The level of vileness demonstrated by The Spider’s adversaries seemed greater than that of the desperadoes faced by the Shadow, which may be said to justify The Spider’s bloodthirstiness. The Shadow encountered a number of mob bosses and white collar criminals. The Spider battled mass poisoners, terrorists, masters of rebellious militias, plague geniuses and even fascist armies. When facing such masters of mass calamity, The Spider’s rationale clearly was “the end justifies the means.”

By comparison, Doc Savage never fought dirty. The Doc Savage Code might have made Lord Baden-Powell envious:

Let me strive, every moment of my life, to make myself better and better, to the best of my ability, that all may profit by it. Let me think of the right, and lend all my assistance to those who need it, with no regard for anything but justice. Let me take what comes with a smile, without loss of courage. Let me be considerate of my country, of my fellow citizens and my associates in everything I say and do. Let me do right to all, and wrong no man.

Doc continually rolled out new crime-fighting gadgets, revealing fresh ways to investigate crimes, track down criminals, and subdue rogues and villains. Although the bad guys frequently met deadly ends as a result of their own actions, Doc’s war against evil frequently involved much cleaner battlefields than that of The Spider.
Thus the Shadow and Doc Savage set the two types for heroic pulp characters, dark and light. Most of the subsequent heroic characters released by S&S and other publishers displayed some of the traits of one of these two heroes, with some other idiosyncrasy introduced in an attempt to make the character stand out from the crowd. For example, the Green Lama was a master of mystic arts. The Black Bat was apparently blind. G-8 was a World War 1 spy who was a master of disguise (a skill demonstrated by both the Shadow and Doc Savage, among many other pulp heroes). Capt. Philip Strange was another WW1 aviator-spy with a gift for disguise and mysterious mental powers. Pete Rice was a cowboy described as a Doc Savage of the Wild West.

As Mike Chomko states, “Following [The Shadow Magazine’s] astounding success, the leading pulp magazine publishers launched seven new titles in 1933—The Phantom Detective, Nick CarterDoc SavageThe Lone EagleG-8 and His Battle AcesThe Spider, and Pete Rice Magazine—what we now call the ‘hero pulp explosion of 1933.’ These eight titles would, by and large, serve as the foundation for over fifty more titles released over nearly two decades.”

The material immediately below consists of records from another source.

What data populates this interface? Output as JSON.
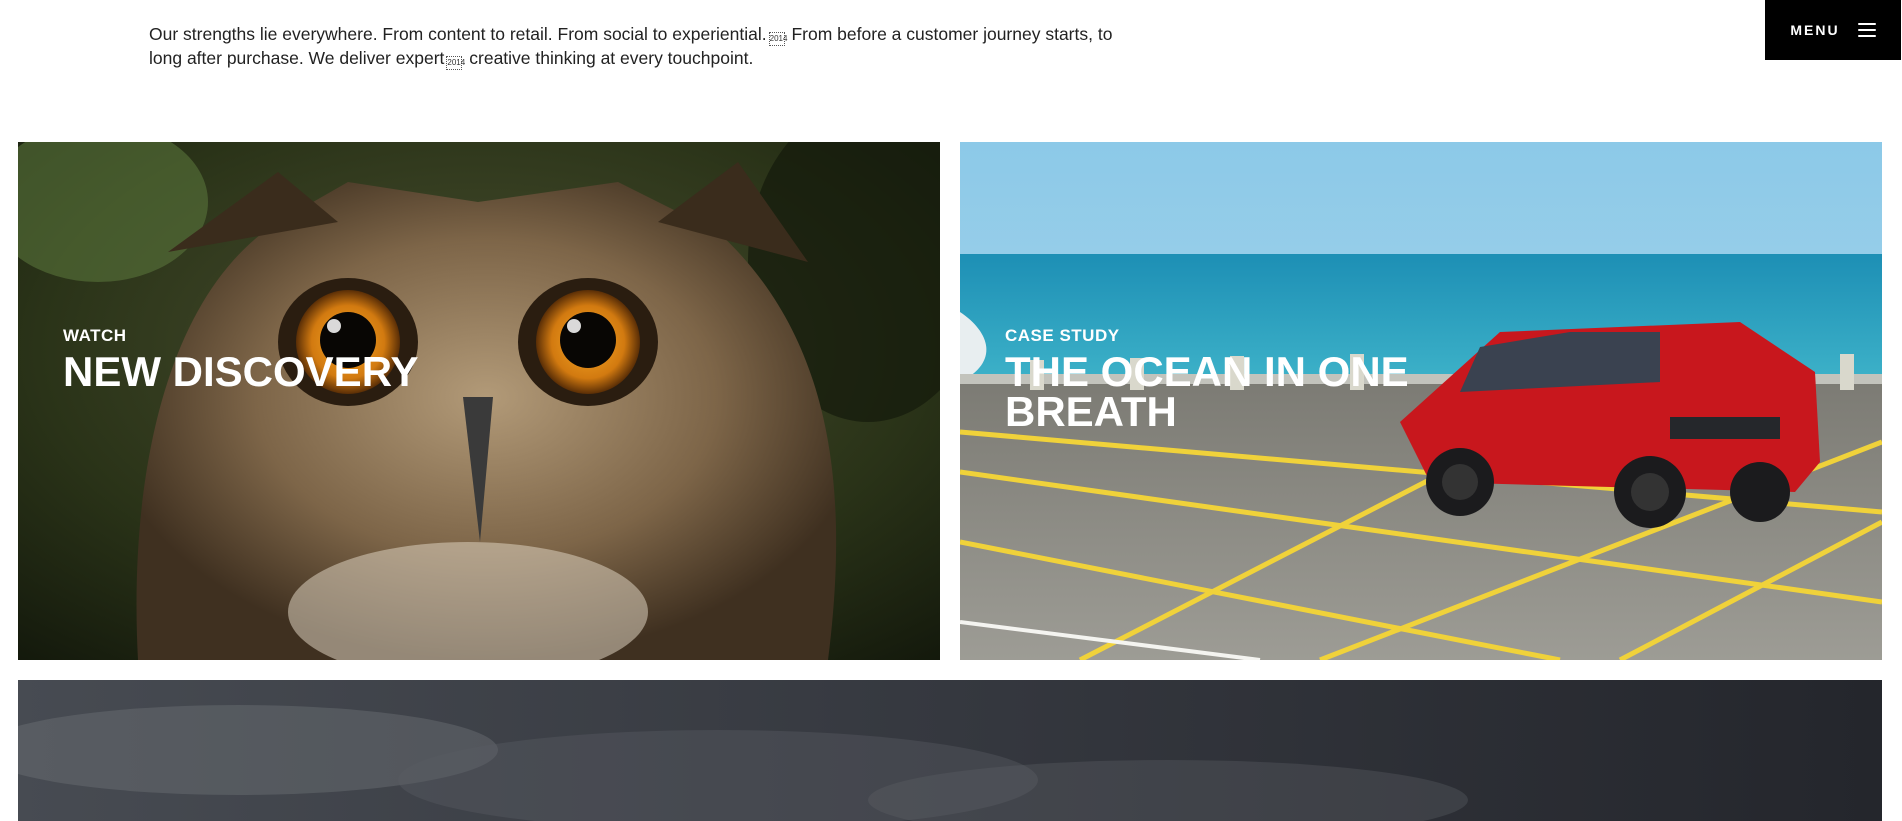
{
  "intro": {
    "line1_a": "Our strengths lie everywhere. From content to retail. From social to experiential.",
    "line1_b": " From before a customer journey starts, to",
    "line2_a": "long after purchase. We deliver expert",
    "line2_b": " creative thinking at every touchpoint.",
    "glyph": "2014"
  },
  "menu": {
    "label": "MENU",
    "icon": "hamburger-icon"
  },
  "cards": [
    {
      "kicker": "WATCH",
      "title": "NEW DISCOVERY",
      "image": "owl-closeup"
    },
    {
      "kicker": "CASE STUDY",
      "title": "THE OCEAN IN ONE BREATH",
      "image": "red-suv-ocean-bridge"
    },
    {
      "image": "stormy-clouds"
    }
  ],
  "colors": {
    "menu_bg": "#000000",
    "text": "#222222",
    "card_text": "#ffffff"
  }
}
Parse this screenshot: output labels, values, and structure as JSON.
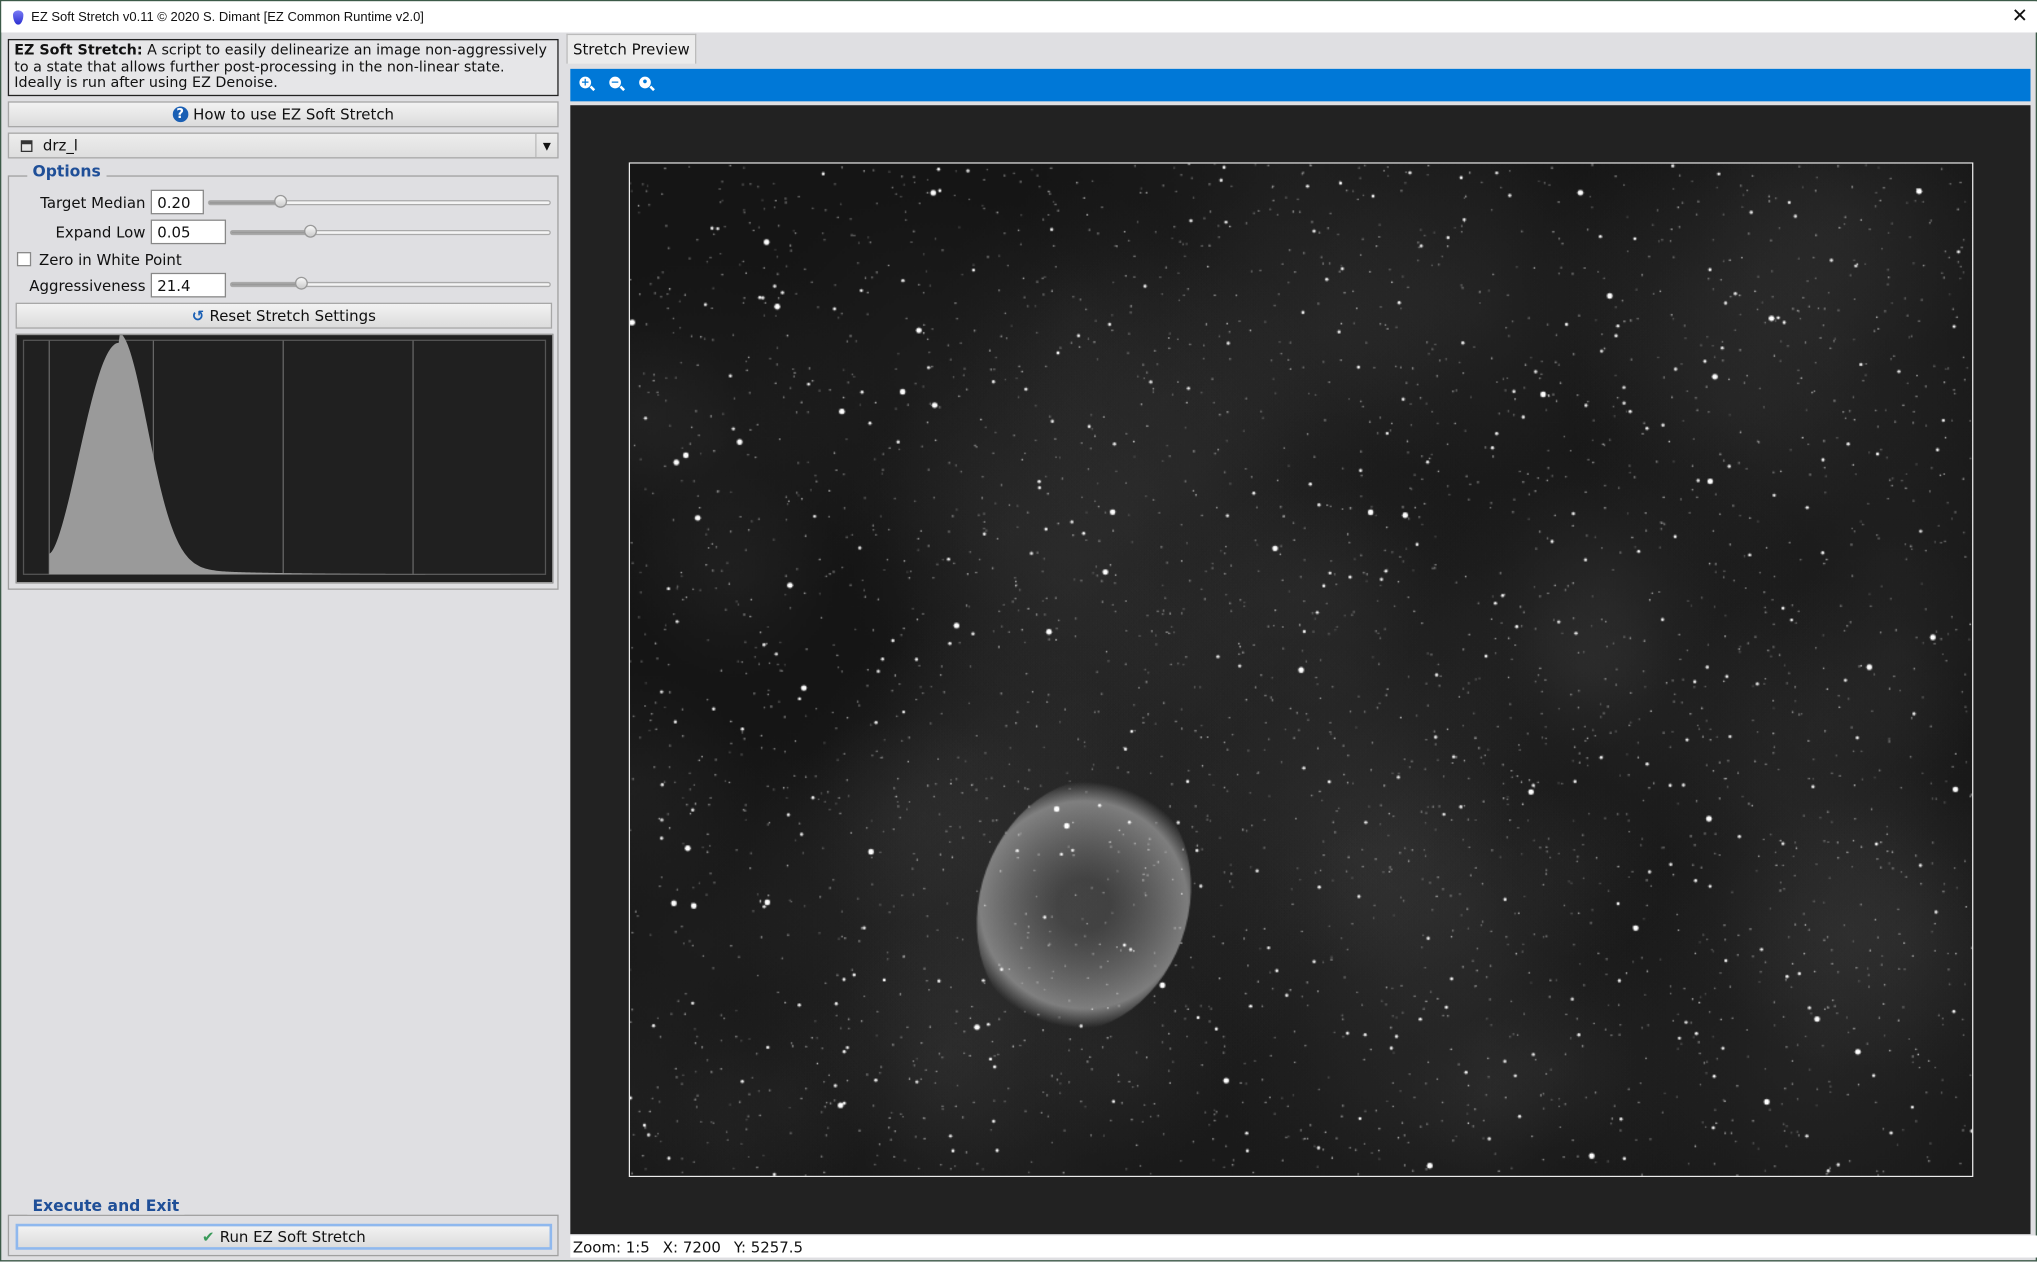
{
  "window": {
    "title": "EZ Soft Stretch v0.11 © 2020 S. Dimant [EZ Common Runtime v2.0]",
    "close": "✕"
  },
  "description": {
    "bold": "EZ Soft Stretch:",
    "text": " A script to easily delinearize an image non-aggressively to a state that allows further post-processing in the non-linear state. Ideally is run after using EZ Denoise."
  },
  "help_button": "How to use EZ Soft Stretch",
  "image_select": {
    "value": "drz_l"
  },
  "options": {
    "title": "Options",
    "target_median": {
      "label": "Target Median",
      "value": "0.20",
      "slider_level": 0.21
    },
    "expand_low": {
      "label": "Expand Low",
      "value": "0.05",
      "slider_level": 0.25
    },
    "zero_white": {
      "label": "Zero in White Point",
      "checked": false
    },
    "aggressiveness": {
      "label": "Aggressiveness",
      "value": "21.4",
      "slider_level": 0.22
    },
    "reset_button": "Reset Stretch Settings"
  },
  "execute": {
    "title": "Execute and Exit",
    "run_button": "Run EZ Soft Stretch"
  },
  "preview": {
    "tab": "Stretch Preview",
    "toolbar": [
      "zoom-in-icon",
      "zoom-out-icon",
      "zoom-fit-icon"
    ],
    "status": {
      "zoom": "Zoom: 1:5",
      "x": "X: 7200",
      "y": "Y: 5257.5"
    }
  },
  "colors": {
    "accent": "#0078d7",
    "group_title": "#1f4f98",
    "viewer_bg": "#222222"
  }
}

Another example from S&S: looking to replicate its success with the Shadow and Doc Savage, the publisher launched The Avenger magazine, about a wealthy inventor/crime-fighting master of disguise with a band of loyal agents. Interesting traits from both the Shadow and Doc were borrowed to create this character — who, rather than ending up a pale imitation, turned out to be quite interesting in the hands of writer Paul Ernst.

But The Avenger didn’t arrive on the newsstands until 1939. A lot of costumed and colorfully titled competition existed already by then.

Eighty years ago, the pulp explosion ignited. You don’t have to be an octogenarian to enjoy birthday cake to commemorate the event. The pulp fandom community has been celebrating the 80th anniversary of the hero pulp explosion all this year. The Windy City show, PulpFest, blogs by various writers, fanzine articles — they’re all looking to 1933 as the source of so many heroes we’ve all come to love over the years. Feel free to crash to party. You’re bound to be welcomed.